Harold became restless. His taste for new bodies and faces was making itself felt and he was itchy for a new set of conquests. The people around him were beginning to openly despise him, and he needed to dangle his millions before a different set of eyes. At one point, he opened talks with one of the motorcycle gangs, the same people who had stabbed Stanley the Astrologer in front of the Donut Shop. He cut off all money from the club and we knew the end was near. It was simply a question of when the properly attractive hustle was dangled before his eyes. And it was then that Esalen made the scene.

Esalen is a quintessentially American phenomenon of the middle twentieth century. As a mixture of therapeutic effectiveness and shallow hucksterism, of sincere humanism and power mania, it finds no equal on the entire social scene. It began as the private home and grounds of one man, who started a conventionally wealthy-man’s trip of inviting his friends to his country estate. After a while, his friends invited friends, and within a few years, there was a very quiet groovy scene going on, against the glorious backdrop of Big Sur, and centered around a hot spring bath in a cave overlooking the Pacific surf.

However, through some mechanism or other, the people there got the idea to turn the place into a human growth center, and they began to attract a long list of defectors from the psychoanalytic and psychotherapeutic communities. The Freudian Empire was in shambles, and the new therapies weren’t filling the gap left by its downfall.
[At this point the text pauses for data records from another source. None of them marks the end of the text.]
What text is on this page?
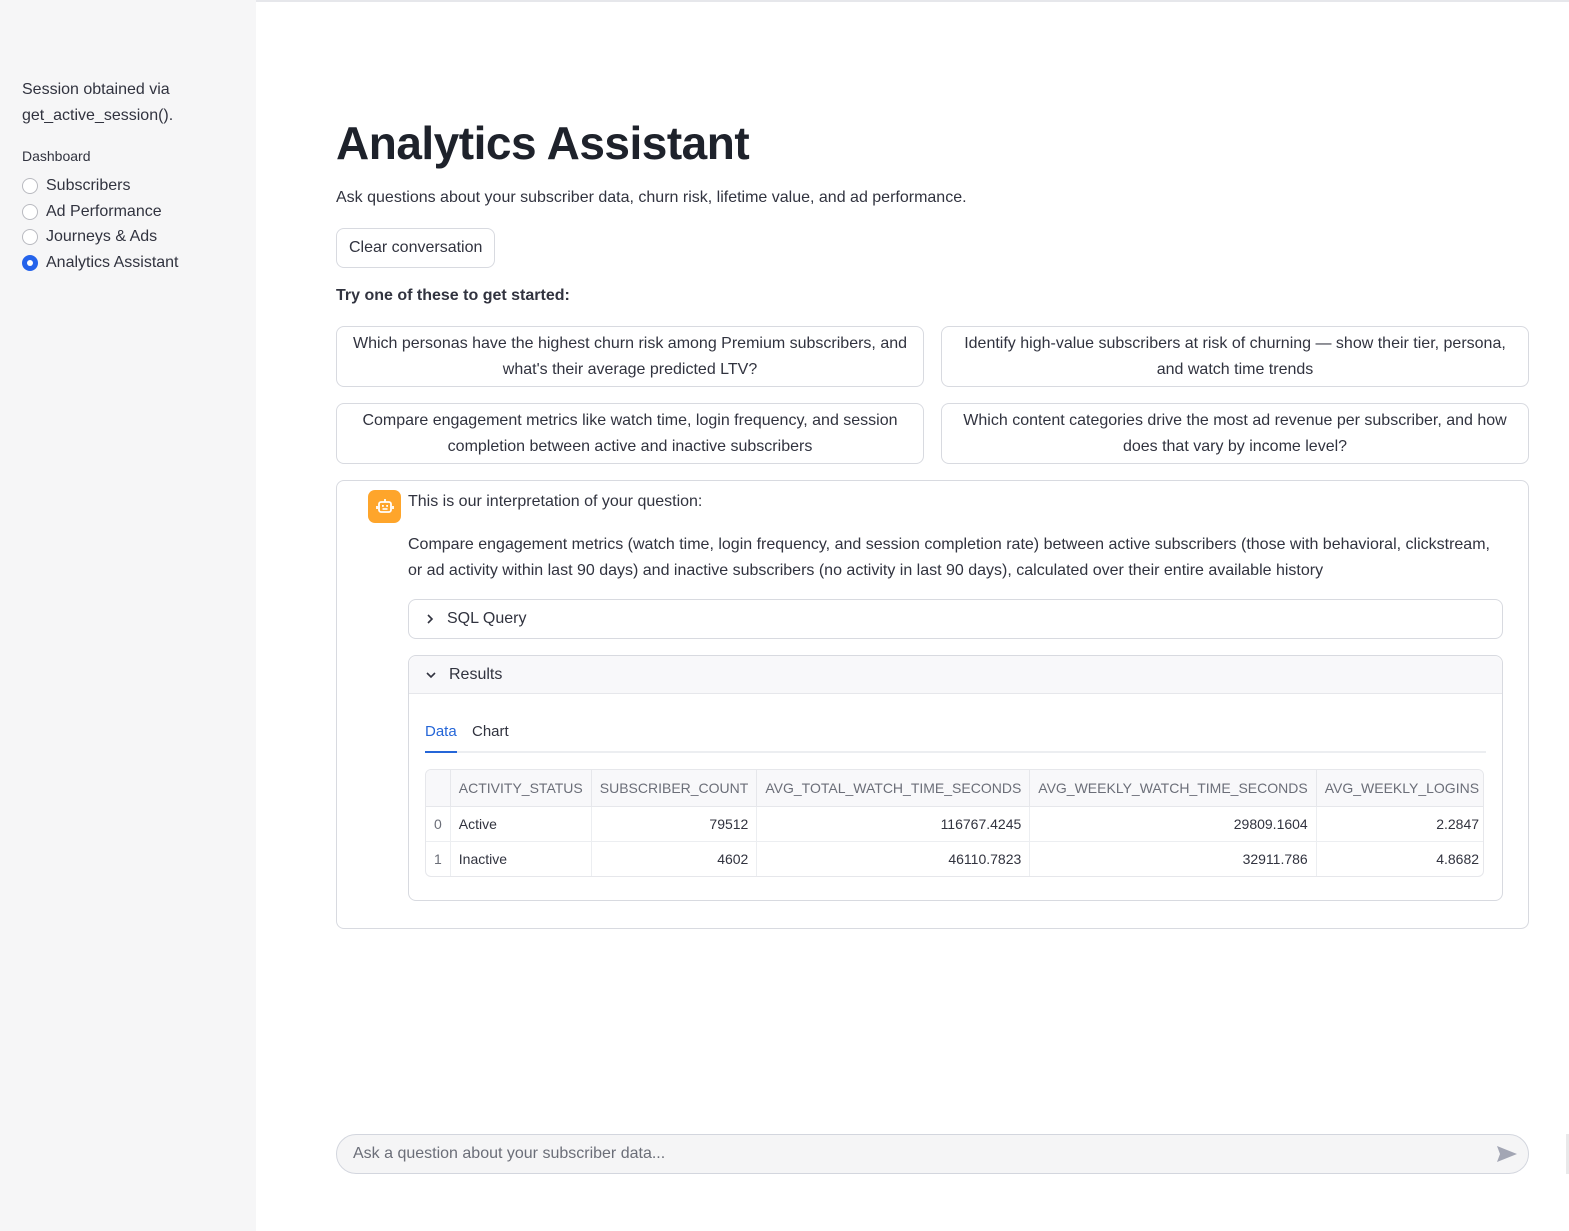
Session obtained via get_active_session().
Dashboard
Subscribers
Ad Performance
Journeys & Ads
Analytics Assistant
Analytics Assistant

Ask questions about your subscriber data, churn risk, lifetime value, and ad performance.

Clear conversation
Try one of these to get started:
Which personas have the highest churn risk among Premium subscribers, and what's their average predicted LTV?
Identify high-value subscribers at risk of churning — show their tier, persona, and watch time trends
Compare engagement metrics like watch time, login frequency, and session completion between active and inactive subscribers
Which content categories drive the most ad revenue per subscriber, and how does that vary by income level?
This is our interpretation of your question:
Compare engagement metrics (watch time, login frequency, and session completion rate) between active subscribers (those with behavioral, clickstream, or ad activity within last 90 days) and inactive subscribers (no activity in last 90 days), calculated over their entire available history
SQL Query
Results
Data Chart
	ACTIVITY_STATUS	SUBSCRIBER_COUNT	AVG_TOTAL_WATCH_TIME_SECONDS	AVG_WEEKLY_WATCH_TIME_SECONDS	AVG_WEEKLY_LOGINS
0	Active	79512	116767.4245	29809.1604	2.2847
1	Inactive	4602	46110.7823	32911.786	4.8682
Ask a question about your subscriber data...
So modestly at first, but with increasing momentum, Esalen began its series of workshops in sensory awareness, sensitivity, encounter, massage, “meditation,” bio-energetics, and that entire range of techniques which has come to be known as “the Esalen approach.”

But a strange change took place once the place stopped being a natural home for a group of friends, and became a business. Soon, Esalen began to sell sensitivity, to charge stiff fees for joy, and maintain waiting lists for awareness. They came at the proper historical moment. Therapy had sunk to such a level of pomposity and granite stupidity that no serious or hip person could take it seriously. And on its dead body, Esalen, like a great vulture, nourished itself.